Who goes to big-screen Shakespeare? Not theatre-goers much, and with reason. Apart from the odd corker by Kurosawa, arguably Olivier and Orson Welles — and let’s bung in Zeffirelli for those with a sweeter tooth — the Bard is a better scriptwriter when the words are dumped and the plots he nicked from elsewhere are updated. See 10 Things I Hate About You (the Shrew as high-school comedy), Forbidden Planet (Prospero in outer space) and, best of all, West Side Story (in fair Manhattan where we lay our scene).
There is, as it happens, a semi-respected English-language version of Macbeth by Roman Polanski, who used the cloak of art to get Lady M’s kit off (in his diaries, Kenneth Tynan perved over Francesca Annis’s ‘fesses tristes’). The makers of this new one feel the play’s time has come again and the production notes burble about greed being very this season. The actual film has no such thought in its head nor, come to that, many others either.
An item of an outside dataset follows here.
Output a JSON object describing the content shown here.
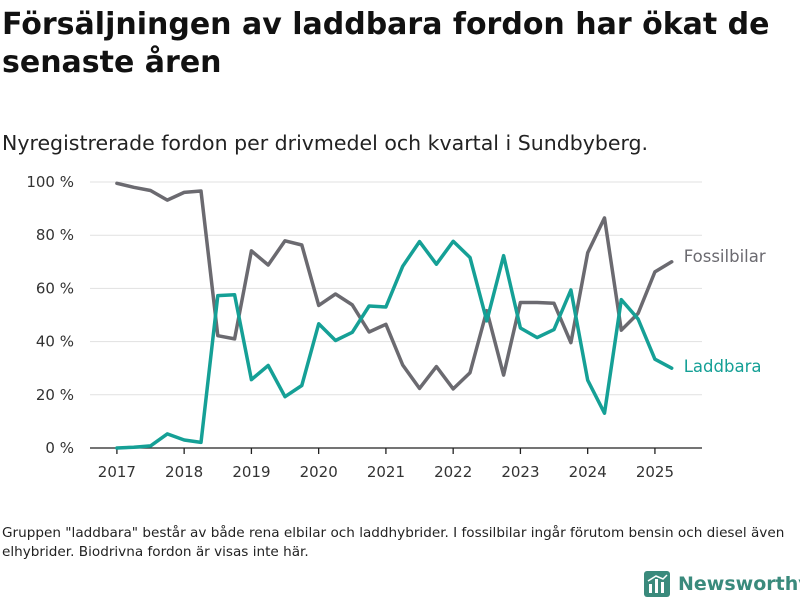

The compelling case for another crack at Macbeth is staring us all in the face, surely. The story of Scotland ripped to shreds by factional chiefs and ambitious leaderenes is still breaking news. But that subtext seems to have evaded the attention of Australian director Justin Kurzel, whose calling card is Snowtown (2011), in which a teenage serial killer goes a-dicing in a nastier part of Adelaide. His Macbeth is sort of the same, plus horizontal rain and naturally occurring dry ice. And actors you’d buy a ticket to see.
Aside from its Aussie director, the Scots Nats may also come knocking on the door of the casting director, who has Macbeth played by a German Irishman (Michael Fassbender), Lady Macbeth by a Frenchwoman (Marion Cotillard), Duncan, Banquo and Macduff by Englishmen and Lady Macduff by an Australian Pole.